Milk price volatility a key driver in Farm Business Income

07 August 2017

A new piece of joint research from Savills and the Duchy and Bicton College’s Rural Business School shows that milk price volatility has been the main driver in the considerable fluctuations in Farm Business Income* (FBI) over the six trading years 2010/11 to 2015/16.  Although dairy FBI in the sample performed at a higher level in the South West, including milk price, than the average across England, similar changes to income patterns were followed.

The research  analysed a sample of dairy farms in the South West of England contributing to the Farm Business Survey and specifically looked at investment decisions in these on these farms, and how the fund flow of the businesses changed.
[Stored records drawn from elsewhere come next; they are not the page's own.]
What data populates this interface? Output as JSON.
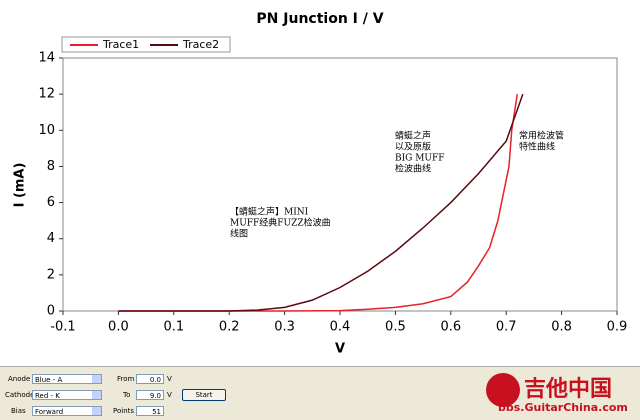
{
  "chart_data": {
    "type": "line",
    "title": "PN Junction I / V",
    "x_label": "V",
    "y_label": "I (mA)",
    "xlim": [
      -0.1,
      0.9
    ],
    "xticks": [
      -0.1,
      {
        "value": 0,
        "label": "0.0"
      },
      0.1,
      0.2,
      0.3,
      0.4,
      0.5,
      0.6,
      0.7,
      0.8,
      0.9
    ],
    "ylim": [
      0,
      14
    ],
    "yticks": [
      0,
      2,
      4,
      6,
      8,
      10,
      12,
      14
    ],
    "grid": false,
    "legend": "top-left",
    "series": [
      {
        "name": "Trace1",
        "color": "#e8202a",
        "x": [
          0,
          0.1,
          0.2,
          0.3,
          0.4,
          0.45,
          0.5,
          0.55,
          0.6,
          0.63,
          0.65,
          0.67,
          0.685,
          0.695,
          0.705,
          0.71,
          0.72
        ],
        "values": [
          0,
          0,
          0,
          0,
          0.02,
          0.1,
          0.2,
          0.4,
          0.8,
          1.6,
          2.5,
          3.5,
          5,
          6.5,
          8,
          10,
          12
        ]
      },
      {
        "name": "Trace2",
        "color": "#5a0a14",
        "x": [
          0,
          0.1,
          0.2,
          0.25,
          0.3,
          0.35,
          0.4,
          0.45,
          0.5,
          0.55,
          0.6,
          0.65,
          0.7,
          0.73
        ],
        "values": [
          0,
          0,
          0,
          0.05,
          0.2,
          0.6,
          1.3,
          2.2,
          3.3,
          4.6,
          6,
          7.6,
          9.4,
          12
        ]
      }
    ],
    "annotations": [
      {
        "lines": [
          "【蜻蜓之声】MINI",
          "MUFF经典FUZZ检波曲",
          "线图"
        ]
      },
      {
        "lines": [
          "蜻蜓之声",
          "以及原版",
          "BIG MUFF",
          "检波曲线"
        ]
      },
      {
        "lines": [
          "常用检波管",
          "特性曲线"
        ]
      }
    ]
  },
  "controls": {
    "anode_label": "Anode",
    "anode": "Blue - A",
    "cathode_label": "Cathode",
    "cathode": "Red - K",
    "bias_label": "Bias",
    "bias": "Forward",
    "from_label": "From",
    "from": "0.0",
    "to_label": "To",
    "to": "9.0",
    "unit": "V",
    "points_label": "Points",
    "points": "51",
    "start": "Start"
  },
  "logo": {
    "name": "吉他中国",
    "url": "bbs.GuitarChina.com"
  }
}
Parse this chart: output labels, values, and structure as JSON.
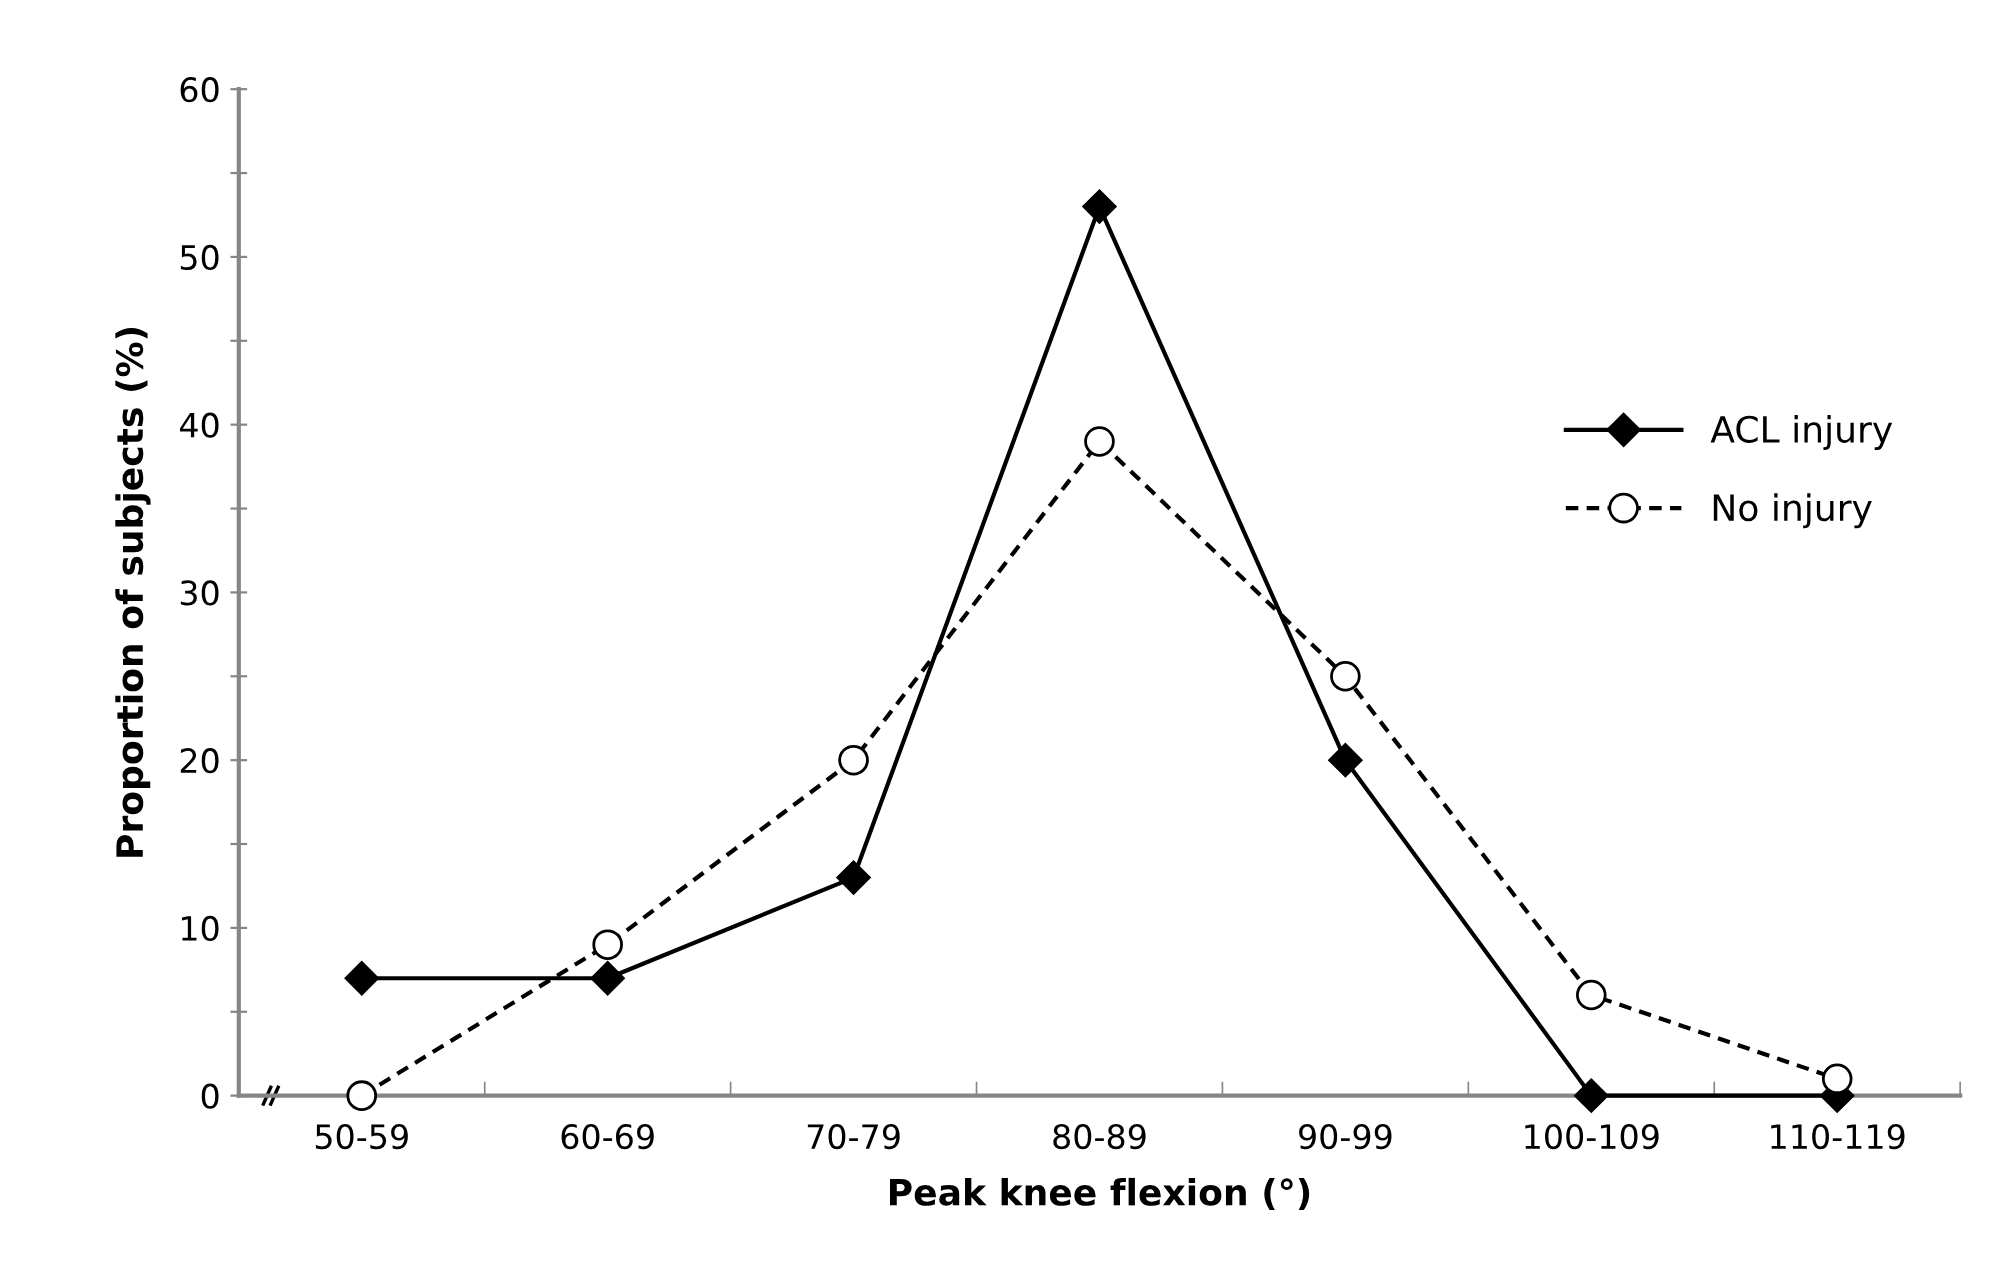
{
  "chart_data": {
    "type": "line",
    "xlabel": "Peak knee flexion (°)",
    "ylabel": "Proportion of subjects (%)",
    "categories": [
      "50-59",
      "60-69",
      "70-79",
      "80-89",
      "90-99",
      "100-109",
      "110-119"
    ],
    "series": [
      {
        "name": "ACL injury",
        "color": "#000000",
        "marker": "diamond",
        "line_style": "solid",
        "values": [
          7,
          7,
          13,
          53,
          20,
          0,
          0
        ]
      },
      {
        "name": "No injury",
        "color": "#000000",
        "marker": "circle",
        "line_style": "dashed",
        "values": [
          0,
          9,
          20,
          39,
          25,
          6,
          1
        ]
      }
    ],
    "ylim": [
      0,
      60
    ],
    "yticks": [
      0,
      {
        "value": 5,
        "label": null
      },
      10,
      {
        "value": 15,
        "label": null
      },
      20,
      {
        "value": 25,
        "label": null
      },
      30,
      {
        "value": 35,
        "label": null
      },
      40,
      {
        "value": 45,
        "label": null
      },
      50,
      {
        "value": 55,
        "label": null
      },
      60
    ],
    "grid": false,
    "legend": "right"
  }
}
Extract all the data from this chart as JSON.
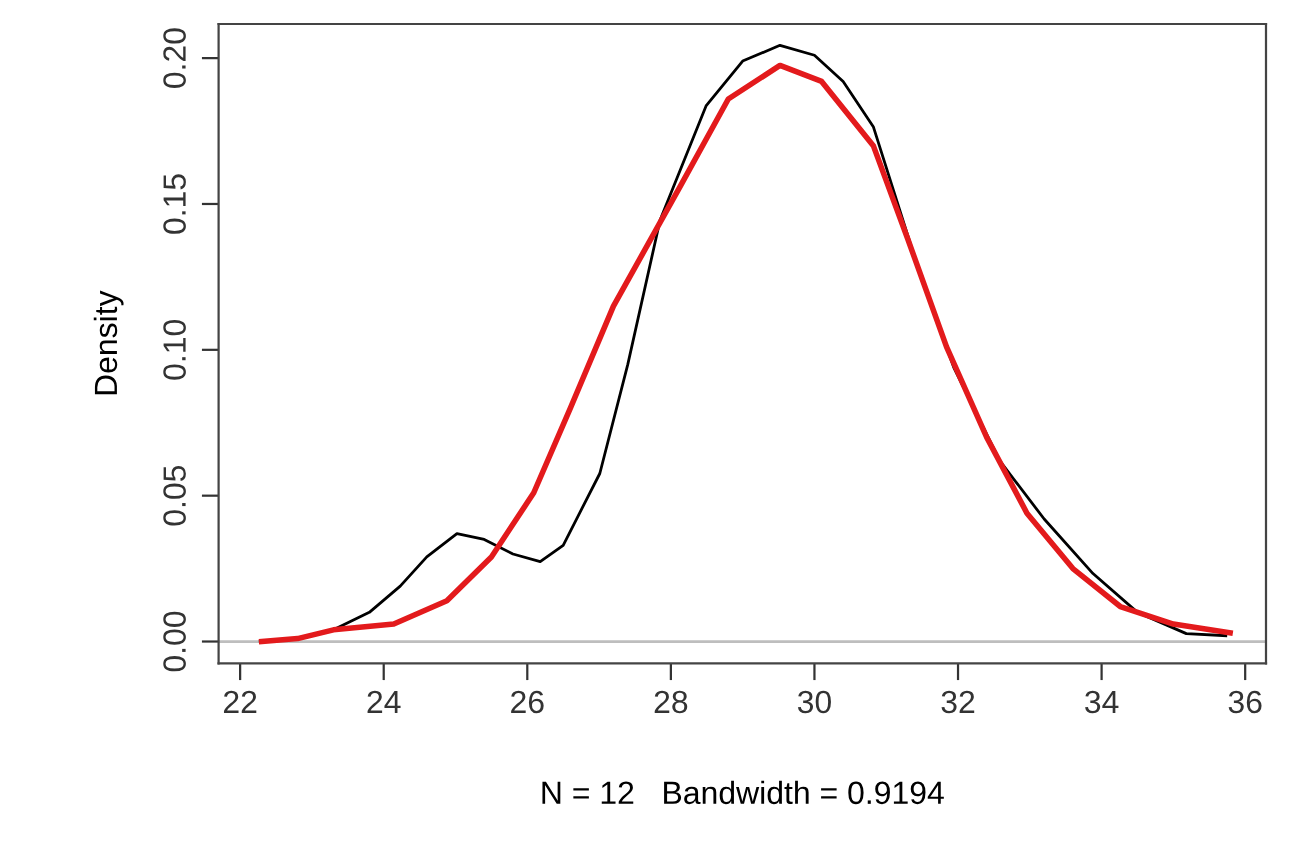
{
  "chart_data": {
    "type": "line",
    "xlabel": "N = 12   Bandwidth = 0.9194",
    "ylabel": "Density",
    "xlim": [
      21.7,
      36.29
    ],
    "ylim": [
      -0.0075,
      0.2117
    ],
    "xticks": [
      22,
      24,
      26,
      28,
      30,
      32,
      34,
      36
    ],
    "yticks": [
      {
        "value": 0,
        "label": "0.00"
      },
      {
        "value": 0.05,
        "label": "0.05"
      },
      {
        "value": 0.1,
        "label": "0.10"
      },
      {
        "value": 0.15,
        "label": "0.15"
      },
      {
        "value": 0.2,
        "label": "0.20"
      }
    ],
    "grid": false,
    "legend": false,
    "marker": "none",
    "line_style": "solid",
    "ref_lines": [
      {
        "axis": "y",
        "value": 0,
        "color": "#bebebe"
      }
    ],
    "series": [
      {
        "color": "#000000",
        "x": [
          22.28,
          22.8,
          23.3,
          23.8,
          24.23,
          24.6,
          25.02,
          25.4,
          25.8,
          26.18,
          26.5,
          27.01,
          27.4,
          27.85,
          28.49,
          29.0,
          29.52,
          30.0,
          30.4,
          30.82,
          31.47,
          31.94,
          32.58,
          33.2,
          33.88,
          34.5,
          35.18,
          35.73
        ],
        "values": [
          0.0,
          0.001,
          0.004,
          0.01,
          0.019,
          0.029,
          0.037,
          0.035,
          0.03,
          0.0274,
          0.033,
          0.0576,
          0.095,
          0.1445,
          0.1836,
          0.199,
          0.2044,
          0.201,
          0.192,
          0.1765,
          0.126,
          0.094,
          0.062,
          0.042,
          0.0233,
          0.01,
          0.0027,
          0.002
        ]
      },
      {
        "color": "#e31a1c",
        "x": [
          22.3,
          22.8,
          23.3,
          24.14,
          24.88,
          25.5,
          26.09,
          26.6,
          27.2,
          28.13,
          28.8,
          29.52,
          30.1,
          30.82,
          31.3,
          31.84,
          32.4,
          32.96,
          33.6,
          34.26,
          35.0,
          35.79
        ],
        "values": [
          0.0,
          0.001,
          0.004,
          0.006,
          0.014,
          0.029,
          0.051,
          0.08,
          0.115,
          0.156,
          0.186,
          0.1975,
          0.192,
          0.17,
          0.138,
          0.101,
          0.07,
          0.044,
          0.025,
          0.012,
          0.006,
          0.003
        ]
      }
    ]
  }
}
During the six year period herd and farm size for the South West farms gradually increased with around 16% of farms buying land. About two-thirds of the farms invested in buildings and most bought some machinery. 60%  made re-investments greater than depreciation, ;leaving the remainder of the sample investing less than the calculated machinery depreciation charge over the same period meaning their equipment asset value will have declined. There are many reasons for this including:

• Inability to afford reinvestment in the business for the future, which may require a radical restructuring, including ceasing milk production to protect the long term viability of the farming business

• A reserve of funds is being generated to make a large investment in the future

• A strategic disinvestment has been undertaken with the view to ceasing dairy farming

A look at performance by farm tenure showed mainly tenanted farms had higher cow numbers with higher milk yields more leading to higher FBIs and more cash. Net investment in machinery/equipment was similar to the mixed tenure farms and as would be expected, little investment or capital appreciation in land or woodland occurred on these farms. The generally higher performance of mainly tenanted farms suggests a greater focus on how capital in the business is used.

Likewise, fewer opportunities for diversification within the tenanted sector has encouraged a complete management and investment focus on the core dairy business leading to its long term sustainability.

Looking forward - where farms may have resource constraints which limit or prevent expansion alternative forms of tenure or collaboration should not be discounted. For example the amalgamation of smaller herds in a locality might offer the opportunity to concentrate a larger milking herd in one place.

This could enable more effective investment in buildings, equipment, new technology and innovations, and an increase in economies of scale, as well as presenting the opportunity to locate and manage herd replacements and forage production away from the milking cows. Also the redundant buildings could be reused or converted to generate new sources of income to the new collaborated/shared farm business.

Click here to read the research report

*FBI for sole traders and partnerships, represents the financial return to all unpaid labour (farmers and spouses, non-principal partners and directors and their spouses and family workers) and on the capital invested in the farm business, including land and buildings.